CL freebie of the day: secondhand sex games
What says “I lurve you” to that special brokester in your heart more than some well-meaning thriftiness? And what says well-meaning thrift more than … slightly used sex games? An unidentified Greenpointer on Craigslist today is giving away their collection of sexcapades, which includes Lovers’ Lotto Game, I.O.U. The Game of Hidden Pleasures, Sexual Coupons and (for some reason) refrigerator magnets. Contact at your own risk, because, as with anything on Craigslist these days, PLEASE BE CAREFUL.

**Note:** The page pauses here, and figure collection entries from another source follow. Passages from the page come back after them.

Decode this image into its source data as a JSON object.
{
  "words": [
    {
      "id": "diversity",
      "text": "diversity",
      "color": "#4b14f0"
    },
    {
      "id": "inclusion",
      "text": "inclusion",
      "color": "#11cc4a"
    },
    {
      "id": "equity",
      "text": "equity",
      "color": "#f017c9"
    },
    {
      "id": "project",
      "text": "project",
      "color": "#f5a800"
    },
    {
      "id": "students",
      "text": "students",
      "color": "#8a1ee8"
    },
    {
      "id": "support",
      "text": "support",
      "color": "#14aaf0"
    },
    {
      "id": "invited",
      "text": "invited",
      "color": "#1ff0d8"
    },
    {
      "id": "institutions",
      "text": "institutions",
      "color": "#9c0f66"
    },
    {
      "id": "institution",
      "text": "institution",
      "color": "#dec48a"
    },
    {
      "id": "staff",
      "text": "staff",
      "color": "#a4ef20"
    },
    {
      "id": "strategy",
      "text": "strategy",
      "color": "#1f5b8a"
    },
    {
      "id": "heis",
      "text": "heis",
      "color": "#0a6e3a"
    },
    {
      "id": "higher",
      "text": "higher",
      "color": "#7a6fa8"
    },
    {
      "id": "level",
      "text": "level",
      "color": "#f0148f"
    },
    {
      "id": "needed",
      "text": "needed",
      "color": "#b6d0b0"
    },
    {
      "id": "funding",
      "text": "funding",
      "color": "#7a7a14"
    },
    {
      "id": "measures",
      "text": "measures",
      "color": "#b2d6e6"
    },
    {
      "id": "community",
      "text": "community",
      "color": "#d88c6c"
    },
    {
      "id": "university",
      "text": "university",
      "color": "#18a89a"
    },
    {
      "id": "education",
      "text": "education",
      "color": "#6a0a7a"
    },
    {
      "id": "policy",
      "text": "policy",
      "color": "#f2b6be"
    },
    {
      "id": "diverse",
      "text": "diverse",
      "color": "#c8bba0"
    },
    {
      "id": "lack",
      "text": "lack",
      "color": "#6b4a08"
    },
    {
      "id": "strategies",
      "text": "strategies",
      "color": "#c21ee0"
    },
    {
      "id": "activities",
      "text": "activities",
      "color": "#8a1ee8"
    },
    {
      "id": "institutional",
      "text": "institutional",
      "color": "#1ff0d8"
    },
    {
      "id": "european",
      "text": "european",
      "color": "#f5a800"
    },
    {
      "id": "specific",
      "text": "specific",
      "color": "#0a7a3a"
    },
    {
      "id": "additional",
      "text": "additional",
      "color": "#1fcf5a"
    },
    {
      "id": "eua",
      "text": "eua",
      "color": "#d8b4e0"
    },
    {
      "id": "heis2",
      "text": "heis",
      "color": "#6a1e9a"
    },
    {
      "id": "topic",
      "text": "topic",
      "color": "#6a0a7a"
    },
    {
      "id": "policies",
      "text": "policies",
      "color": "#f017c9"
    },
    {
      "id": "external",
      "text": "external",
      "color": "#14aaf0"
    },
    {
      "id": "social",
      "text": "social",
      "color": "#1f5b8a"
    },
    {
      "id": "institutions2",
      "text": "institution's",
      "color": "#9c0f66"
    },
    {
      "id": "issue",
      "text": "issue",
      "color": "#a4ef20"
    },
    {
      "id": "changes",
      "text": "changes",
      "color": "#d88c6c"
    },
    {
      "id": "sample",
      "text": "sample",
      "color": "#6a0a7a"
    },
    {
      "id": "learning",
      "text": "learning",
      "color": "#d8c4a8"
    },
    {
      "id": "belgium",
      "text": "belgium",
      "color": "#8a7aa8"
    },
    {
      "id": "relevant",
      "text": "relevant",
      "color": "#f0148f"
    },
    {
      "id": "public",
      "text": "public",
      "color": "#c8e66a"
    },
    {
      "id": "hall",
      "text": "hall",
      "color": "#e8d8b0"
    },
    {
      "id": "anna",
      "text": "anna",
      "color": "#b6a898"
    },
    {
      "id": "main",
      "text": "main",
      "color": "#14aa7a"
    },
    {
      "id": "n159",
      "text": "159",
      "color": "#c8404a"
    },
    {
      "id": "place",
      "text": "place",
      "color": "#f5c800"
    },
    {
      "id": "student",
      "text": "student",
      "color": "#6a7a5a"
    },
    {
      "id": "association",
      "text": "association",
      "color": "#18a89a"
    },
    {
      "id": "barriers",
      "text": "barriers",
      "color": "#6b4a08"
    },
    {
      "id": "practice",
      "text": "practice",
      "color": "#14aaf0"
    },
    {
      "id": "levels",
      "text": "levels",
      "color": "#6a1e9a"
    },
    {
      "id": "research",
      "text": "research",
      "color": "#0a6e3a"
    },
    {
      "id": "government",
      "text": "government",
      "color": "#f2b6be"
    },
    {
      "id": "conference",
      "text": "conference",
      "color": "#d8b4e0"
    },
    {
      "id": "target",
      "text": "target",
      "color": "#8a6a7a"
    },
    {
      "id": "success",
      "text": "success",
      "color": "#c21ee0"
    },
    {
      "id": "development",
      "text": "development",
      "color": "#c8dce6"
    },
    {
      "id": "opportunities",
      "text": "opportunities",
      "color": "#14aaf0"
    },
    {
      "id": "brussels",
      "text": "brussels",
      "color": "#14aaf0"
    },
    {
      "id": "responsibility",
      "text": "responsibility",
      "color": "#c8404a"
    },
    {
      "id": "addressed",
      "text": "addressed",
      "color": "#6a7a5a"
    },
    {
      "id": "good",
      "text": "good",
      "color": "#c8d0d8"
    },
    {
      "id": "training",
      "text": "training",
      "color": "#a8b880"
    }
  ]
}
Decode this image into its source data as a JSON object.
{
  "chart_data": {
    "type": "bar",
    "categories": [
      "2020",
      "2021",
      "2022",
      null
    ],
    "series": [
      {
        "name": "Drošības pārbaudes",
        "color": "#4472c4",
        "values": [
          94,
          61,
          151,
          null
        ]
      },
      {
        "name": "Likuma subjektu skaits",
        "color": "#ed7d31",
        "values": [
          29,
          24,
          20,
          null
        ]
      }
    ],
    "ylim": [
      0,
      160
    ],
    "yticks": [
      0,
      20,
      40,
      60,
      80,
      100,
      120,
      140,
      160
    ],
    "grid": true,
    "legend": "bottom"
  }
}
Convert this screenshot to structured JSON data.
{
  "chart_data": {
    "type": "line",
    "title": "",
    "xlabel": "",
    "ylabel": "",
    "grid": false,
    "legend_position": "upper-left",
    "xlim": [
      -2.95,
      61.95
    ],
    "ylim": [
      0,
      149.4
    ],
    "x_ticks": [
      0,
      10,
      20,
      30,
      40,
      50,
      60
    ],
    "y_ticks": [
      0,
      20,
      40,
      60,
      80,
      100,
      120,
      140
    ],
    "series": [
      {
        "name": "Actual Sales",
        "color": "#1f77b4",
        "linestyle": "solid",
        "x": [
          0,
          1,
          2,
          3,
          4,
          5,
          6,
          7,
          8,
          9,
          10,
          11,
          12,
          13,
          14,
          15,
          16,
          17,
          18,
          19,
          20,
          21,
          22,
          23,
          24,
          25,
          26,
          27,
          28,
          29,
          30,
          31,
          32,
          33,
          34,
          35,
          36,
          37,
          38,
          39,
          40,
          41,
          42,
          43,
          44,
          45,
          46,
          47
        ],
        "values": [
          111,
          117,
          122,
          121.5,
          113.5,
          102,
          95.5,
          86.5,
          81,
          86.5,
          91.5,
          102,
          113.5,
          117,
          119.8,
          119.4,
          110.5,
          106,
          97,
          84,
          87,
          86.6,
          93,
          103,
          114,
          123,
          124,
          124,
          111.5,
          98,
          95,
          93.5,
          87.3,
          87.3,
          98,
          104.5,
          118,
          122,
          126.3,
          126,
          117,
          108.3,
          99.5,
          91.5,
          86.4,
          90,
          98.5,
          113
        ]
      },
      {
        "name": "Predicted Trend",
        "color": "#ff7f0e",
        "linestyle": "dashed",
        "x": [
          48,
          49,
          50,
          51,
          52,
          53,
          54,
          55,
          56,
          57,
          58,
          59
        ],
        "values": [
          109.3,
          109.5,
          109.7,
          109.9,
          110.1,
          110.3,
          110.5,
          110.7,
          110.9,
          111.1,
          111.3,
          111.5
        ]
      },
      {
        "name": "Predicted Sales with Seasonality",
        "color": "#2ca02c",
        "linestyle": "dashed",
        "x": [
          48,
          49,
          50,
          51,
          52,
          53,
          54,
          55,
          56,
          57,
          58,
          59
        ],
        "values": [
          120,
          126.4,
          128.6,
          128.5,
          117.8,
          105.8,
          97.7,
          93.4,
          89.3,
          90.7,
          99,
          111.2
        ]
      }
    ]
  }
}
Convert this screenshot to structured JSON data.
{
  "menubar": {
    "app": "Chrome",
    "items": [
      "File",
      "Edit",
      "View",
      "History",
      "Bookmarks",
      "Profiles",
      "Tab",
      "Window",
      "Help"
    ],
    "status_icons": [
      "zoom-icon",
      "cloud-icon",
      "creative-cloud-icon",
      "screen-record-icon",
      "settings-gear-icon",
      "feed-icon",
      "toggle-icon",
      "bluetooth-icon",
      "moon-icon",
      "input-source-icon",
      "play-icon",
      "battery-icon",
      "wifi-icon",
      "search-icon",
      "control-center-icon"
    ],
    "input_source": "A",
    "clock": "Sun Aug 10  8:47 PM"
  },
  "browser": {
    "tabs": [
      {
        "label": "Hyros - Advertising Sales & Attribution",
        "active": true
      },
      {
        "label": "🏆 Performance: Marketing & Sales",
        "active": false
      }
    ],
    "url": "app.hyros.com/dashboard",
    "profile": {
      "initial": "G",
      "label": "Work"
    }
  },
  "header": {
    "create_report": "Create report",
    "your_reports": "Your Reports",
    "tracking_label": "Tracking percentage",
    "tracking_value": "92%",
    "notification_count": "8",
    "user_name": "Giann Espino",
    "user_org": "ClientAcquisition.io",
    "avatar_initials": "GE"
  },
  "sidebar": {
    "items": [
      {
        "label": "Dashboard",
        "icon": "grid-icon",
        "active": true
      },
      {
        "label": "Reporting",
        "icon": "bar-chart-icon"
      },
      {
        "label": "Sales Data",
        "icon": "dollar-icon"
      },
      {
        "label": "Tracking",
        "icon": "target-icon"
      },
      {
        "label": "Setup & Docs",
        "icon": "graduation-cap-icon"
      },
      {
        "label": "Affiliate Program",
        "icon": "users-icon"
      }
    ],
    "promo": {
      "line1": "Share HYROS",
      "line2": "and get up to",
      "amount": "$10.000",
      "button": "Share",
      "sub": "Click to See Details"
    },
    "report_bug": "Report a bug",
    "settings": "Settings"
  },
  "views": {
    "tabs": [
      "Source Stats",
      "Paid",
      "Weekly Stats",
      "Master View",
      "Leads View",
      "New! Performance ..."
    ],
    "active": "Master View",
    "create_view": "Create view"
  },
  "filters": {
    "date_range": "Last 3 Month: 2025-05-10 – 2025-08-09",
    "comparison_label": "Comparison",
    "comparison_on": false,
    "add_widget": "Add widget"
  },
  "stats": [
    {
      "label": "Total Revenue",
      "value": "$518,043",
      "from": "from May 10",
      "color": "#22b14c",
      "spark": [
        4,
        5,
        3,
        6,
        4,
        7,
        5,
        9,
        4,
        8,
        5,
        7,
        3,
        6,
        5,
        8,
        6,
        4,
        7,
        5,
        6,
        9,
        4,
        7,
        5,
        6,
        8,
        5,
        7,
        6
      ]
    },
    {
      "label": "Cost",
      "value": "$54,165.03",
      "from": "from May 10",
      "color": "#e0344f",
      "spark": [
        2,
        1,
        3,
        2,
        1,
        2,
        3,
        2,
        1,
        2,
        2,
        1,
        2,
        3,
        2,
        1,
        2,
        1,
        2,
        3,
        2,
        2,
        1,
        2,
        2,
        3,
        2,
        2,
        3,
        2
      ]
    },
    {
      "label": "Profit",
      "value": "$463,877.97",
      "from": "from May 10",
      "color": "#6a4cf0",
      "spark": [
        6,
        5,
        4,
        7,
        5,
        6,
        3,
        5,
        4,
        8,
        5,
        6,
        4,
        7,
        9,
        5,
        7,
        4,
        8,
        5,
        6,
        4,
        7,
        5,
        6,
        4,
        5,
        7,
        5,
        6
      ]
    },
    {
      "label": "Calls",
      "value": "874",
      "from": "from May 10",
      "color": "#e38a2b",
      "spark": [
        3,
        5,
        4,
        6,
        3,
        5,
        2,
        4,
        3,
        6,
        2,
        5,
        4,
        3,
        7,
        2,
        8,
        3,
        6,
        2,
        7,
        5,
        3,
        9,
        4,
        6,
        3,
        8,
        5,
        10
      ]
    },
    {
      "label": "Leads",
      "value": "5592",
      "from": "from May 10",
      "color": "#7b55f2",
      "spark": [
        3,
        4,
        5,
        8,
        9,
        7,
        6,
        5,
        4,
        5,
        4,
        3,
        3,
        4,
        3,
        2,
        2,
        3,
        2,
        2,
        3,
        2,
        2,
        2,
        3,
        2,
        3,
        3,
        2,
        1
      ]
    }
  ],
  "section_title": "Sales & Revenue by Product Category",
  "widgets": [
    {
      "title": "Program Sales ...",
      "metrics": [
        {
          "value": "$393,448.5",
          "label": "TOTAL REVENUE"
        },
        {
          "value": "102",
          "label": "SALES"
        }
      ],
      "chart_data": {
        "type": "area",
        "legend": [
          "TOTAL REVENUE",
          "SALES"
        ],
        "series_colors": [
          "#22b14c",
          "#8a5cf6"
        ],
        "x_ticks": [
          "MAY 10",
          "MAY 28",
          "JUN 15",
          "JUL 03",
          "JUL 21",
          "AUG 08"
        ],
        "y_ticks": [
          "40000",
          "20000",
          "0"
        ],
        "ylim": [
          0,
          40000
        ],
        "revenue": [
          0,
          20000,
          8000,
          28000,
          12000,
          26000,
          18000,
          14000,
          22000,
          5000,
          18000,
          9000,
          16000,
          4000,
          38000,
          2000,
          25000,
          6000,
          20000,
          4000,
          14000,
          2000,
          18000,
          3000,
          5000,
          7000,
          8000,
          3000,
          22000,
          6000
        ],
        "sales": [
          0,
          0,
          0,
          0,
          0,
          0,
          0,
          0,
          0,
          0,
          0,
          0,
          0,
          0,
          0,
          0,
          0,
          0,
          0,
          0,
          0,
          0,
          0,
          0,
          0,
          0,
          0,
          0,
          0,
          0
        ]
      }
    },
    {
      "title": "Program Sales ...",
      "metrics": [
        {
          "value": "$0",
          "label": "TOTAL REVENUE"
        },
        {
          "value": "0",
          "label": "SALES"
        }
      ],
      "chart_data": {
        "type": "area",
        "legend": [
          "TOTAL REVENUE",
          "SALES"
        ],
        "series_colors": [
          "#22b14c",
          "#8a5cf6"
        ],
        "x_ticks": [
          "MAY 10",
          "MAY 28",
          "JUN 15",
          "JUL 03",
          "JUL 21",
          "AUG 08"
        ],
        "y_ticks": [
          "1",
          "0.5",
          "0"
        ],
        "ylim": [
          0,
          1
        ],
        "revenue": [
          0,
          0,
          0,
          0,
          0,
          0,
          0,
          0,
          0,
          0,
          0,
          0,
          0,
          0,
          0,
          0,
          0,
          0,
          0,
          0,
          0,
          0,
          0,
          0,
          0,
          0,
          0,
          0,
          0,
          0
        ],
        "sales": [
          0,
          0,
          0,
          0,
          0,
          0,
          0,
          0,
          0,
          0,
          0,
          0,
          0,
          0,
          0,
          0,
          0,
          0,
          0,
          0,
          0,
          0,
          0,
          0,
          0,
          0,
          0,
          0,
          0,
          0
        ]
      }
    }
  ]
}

Free streetside couch might not be so free
As if fears of secondhand bed bugs weren’t enough, the Daily News reported yesterday about a Park Slope man hit with a $100 fine after leaving his dresser curbside in hopes some other Brooklynite in need would pick it up. Gothamist follows up: not only is it illegal to leave bulk trash when it’s not a regularly scheduled trash day, you could also land a $100 fine for picking up that curbside lamp, table or dresser. And if you try to load it into a car, you could face a staggering $2,000 fine. ”I feel like the system of putting furniture on the street for others is a deep-rooted part of Park Slope culture,” the fine victim vented in a Park Slope parents forum, according to the Daily News. So if you’re worried about being taxed for your attempted benevolence, you can turn to Brooklyn FreeCycle or ye olde Craigslist freebies section. Or if you just want to get rid of it ASAP, there’s plenty of ways to do that too.